168.初めてのマウンド①


「行くぞ、高橋!」


 木山の一言で、一気に心拍数が上がって、世界から音と色が消える。


「行ってこい、高橋。お前なら大丈夫だ、楽しんでこいよ!」


 音が無かった世界に、急に青原の声が割り込んでくる。


「ありがとうございます。行って、きます!」


 差し出された紙コップの水を飲み干すと、高橋はベンチとブルペンを繋ぐ通路を通って、グラウンドへと飛び出した。


 ※ ※ ※ ※ ※ ※


「さあ6回の裏、フライヤーズの攻撃ですが——、あー、やはりムーンズはピッチャー代えてくるようですね」

「まあ、ここまでのピッチング見ても妥当な判断かなと思いますけどねぇ。

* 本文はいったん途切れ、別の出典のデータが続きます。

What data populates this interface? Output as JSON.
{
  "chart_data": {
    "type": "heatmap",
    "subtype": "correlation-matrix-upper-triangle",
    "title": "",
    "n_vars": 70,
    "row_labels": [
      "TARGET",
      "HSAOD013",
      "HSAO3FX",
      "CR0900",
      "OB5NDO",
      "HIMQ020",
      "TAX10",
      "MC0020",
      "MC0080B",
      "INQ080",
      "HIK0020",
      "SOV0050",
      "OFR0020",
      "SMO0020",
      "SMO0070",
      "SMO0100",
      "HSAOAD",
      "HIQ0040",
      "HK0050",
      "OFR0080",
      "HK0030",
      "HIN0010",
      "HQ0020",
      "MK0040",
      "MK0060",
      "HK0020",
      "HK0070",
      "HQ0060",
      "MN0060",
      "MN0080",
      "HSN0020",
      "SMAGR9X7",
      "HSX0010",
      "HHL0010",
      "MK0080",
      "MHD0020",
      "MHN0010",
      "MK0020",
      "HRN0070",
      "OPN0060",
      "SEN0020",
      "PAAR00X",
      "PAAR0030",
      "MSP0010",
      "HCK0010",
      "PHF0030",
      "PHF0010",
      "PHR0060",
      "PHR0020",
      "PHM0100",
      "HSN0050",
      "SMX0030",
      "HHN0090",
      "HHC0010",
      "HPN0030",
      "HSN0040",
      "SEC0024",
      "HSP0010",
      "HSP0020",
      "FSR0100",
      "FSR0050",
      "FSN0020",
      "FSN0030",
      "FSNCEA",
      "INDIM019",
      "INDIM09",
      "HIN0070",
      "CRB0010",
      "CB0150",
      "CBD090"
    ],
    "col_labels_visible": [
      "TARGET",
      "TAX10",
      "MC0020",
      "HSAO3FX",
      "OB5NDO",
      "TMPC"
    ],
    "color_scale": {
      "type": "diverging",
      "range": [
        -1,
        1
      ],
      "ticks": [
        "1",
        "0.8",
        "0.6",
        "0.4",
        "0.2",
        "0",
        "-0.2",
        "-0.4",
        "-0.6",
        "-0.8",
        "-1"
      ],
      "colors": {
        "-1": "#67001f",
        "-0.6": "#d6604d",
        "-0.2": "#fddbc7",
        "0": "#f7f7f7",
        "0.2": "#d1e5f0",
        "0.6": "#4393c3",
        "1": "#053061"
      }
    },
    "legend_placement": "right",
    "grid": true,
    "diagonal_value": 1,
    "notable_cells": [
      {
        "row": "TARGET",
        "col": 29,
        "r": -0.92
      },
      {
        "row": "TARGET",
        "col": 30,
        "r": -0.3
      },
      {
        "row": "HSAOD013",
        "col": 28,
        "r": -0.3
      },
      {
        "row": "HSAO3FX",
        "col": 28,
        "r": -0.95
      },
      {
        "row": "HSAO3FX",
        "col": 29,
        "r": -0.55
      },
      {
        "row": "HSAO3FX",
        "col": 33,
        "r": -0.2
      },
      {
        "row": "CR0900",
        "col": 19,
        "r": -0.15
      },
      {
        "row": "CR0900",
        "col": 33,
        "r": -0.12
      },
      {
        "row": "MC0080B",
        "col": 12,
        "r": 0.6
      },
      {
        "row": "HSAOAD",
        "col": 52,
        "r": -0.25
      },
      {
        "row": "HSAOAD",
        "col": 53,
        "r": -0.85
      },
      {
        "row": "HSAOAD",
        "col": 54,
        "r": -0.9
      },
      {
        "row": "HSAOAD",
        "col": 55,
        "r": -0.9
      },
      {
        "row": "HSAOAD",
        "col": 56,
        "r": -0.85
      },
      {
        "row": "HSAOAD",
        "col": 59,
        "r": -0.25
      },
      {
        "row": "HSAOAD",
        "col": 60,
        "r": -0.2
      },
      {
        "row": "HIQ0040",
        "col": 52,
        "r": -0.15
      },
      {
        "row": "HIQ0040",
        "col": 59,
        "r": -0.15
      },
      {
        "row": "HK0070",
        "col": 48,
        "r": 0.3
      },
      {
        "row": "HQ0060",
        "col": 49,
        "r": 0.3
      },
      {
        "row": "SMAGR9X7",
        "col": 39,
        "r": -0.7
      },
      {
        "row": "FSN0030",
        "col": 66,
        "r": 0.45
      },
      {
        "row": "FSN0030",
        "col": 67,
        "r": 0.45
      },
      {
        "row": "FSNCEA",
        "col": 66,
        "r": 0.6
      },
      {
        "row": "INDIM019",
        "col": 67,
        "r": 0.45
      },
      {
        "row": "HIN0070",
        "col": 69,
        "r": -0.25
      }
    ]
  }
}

プロ初登板ということで緊張とかもあったとは思うんですけど、それにしても捉えられた当たりが多かったですから」

「今年の高卒ナンバーワンピッチャー、松本裕樹の注目の初登板でしたが、5回6失点という悔しい結果となりました!」

「そして出てきたピッチャーは……、左利き? あれ、このピッチャーもルーキーじゃないですか?」

「そうですね、ムーンズのベンチに左はルーキーの高橋しか居ませんが……、あーそうですね、2番手はこれまたルーキー、高橋龍平が起用されるようです!」


 ※ ※ ※ ※ ※ ※


「おう、緊張してるな?」


 マウンドでは、マスクを被る儀間が球審からボールを受け取って待ってくれていた。


「どうよ、こんなにお客さんが入っている球場で、自分の名前がコールされた気分は?」


 ——あれ、もう名前呼ばれたっけ……?


 名前がコールされた記憶が無い。そう言えば、歓声が球場中を包んでいるはずなのに、それもほとんど聞こえてこないし、何なら視界も白飛びした写真の様に見えて、なんだか現実感が無い。


「おい、高橋? 聞こえてるか?」

「あ、え、えぇ」


 まるで世界から孤立したかの様な状態になっている高橋を、儀間が現実世界に引き戻す。


「高橋、目ぇ瞑ってみ?」

「は、はい……」


 言われた通りに目を閉じる。


「大きく息吸ってー、吐いてー。」


 大きく息を吸って、ゆっくりと吐き出す。


「耳を澄ませてー……」


 ——あぁ、こんなにお客さん入ってたんだ……


「最後に目を開けてー……」


 ——あぁ、照明が眩しいな……


 目の前が色付いて、無音の世界に音が戻ってくる。


「どうだ、少しはほぐれたか?」

「はい、ありがとうございます!」

「おし、じゃあ頼むぞ! 焦らなくて良いから、しっかり自分のボールを投げ込んで来な!」

「うす!」


 高橋の引き締まった表情に安心したらしい儀間は、持っていた新品のボールを手渡すと、そのまま振り返ること無くキャッチャーズボックスへと向かっていった。